A Docker container can start and stop in seconds. This can be a big problem if, for example, this behaviour generates untracked software license consumption. To address this, Asset Managers need to identify which asset classes in their organisation are “fast” assets, and which are “slow”. The slow assets are those which are static enough to be managed reactively via discovery. For the fast assets, new methods may need to be found. Are cloud instances being provisioned and deprovisioned, anywhere in the enterprise, at a speed that is likely to elude your discovery tools? And, importantly, does it matter, from an ITAM point of view? If so, you need new collection methods (for example, some cloud provisioning tools are able to create Asset records at the point of instance startup). A second important variable about each Asset class is the business context.
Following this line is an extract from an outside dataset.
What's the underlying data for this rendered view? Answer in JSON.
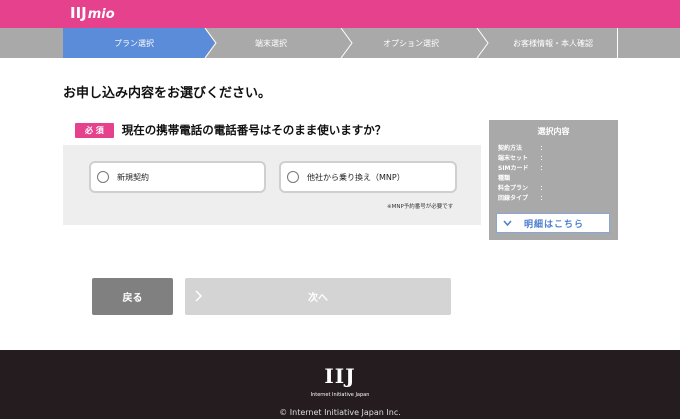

If service cost is a big focus, then understanding the context of each asset becomes more important. Data about the relationships between these assets become as important as the assets themselves. However, many assets don’t have a service context: it is unlikely (albeit not impossible) that an individual employee’s PC is going to be regarded as contributing directly to the cost of a frontline business service. For these assets, the context is the individual, rather than the service. Once again, these devices are unlikely to require much change to existing practices and tools. By classifying each asset type in terms of these two variables… “speed”, and business context, the appropriate management process and tooling can be developed for each.
ITAM’s great opportunity
We are in a period of great transition across established industries. As “software eats the world”, every company is having to become a technology company. This is a huge opportunity for ITAM professionals to bring their expertise and experience to the fore. To take this opportunity, IT asset managers need to gain a wide technical understanding the transformation taking place in the technology stack itself. And, importantly, we need to work with our enterprises to understand the new business challenges they face in the digital era. IT assets have never been more fundamental to the future of our industries. It is up to us to show how much new value ITAM can bring.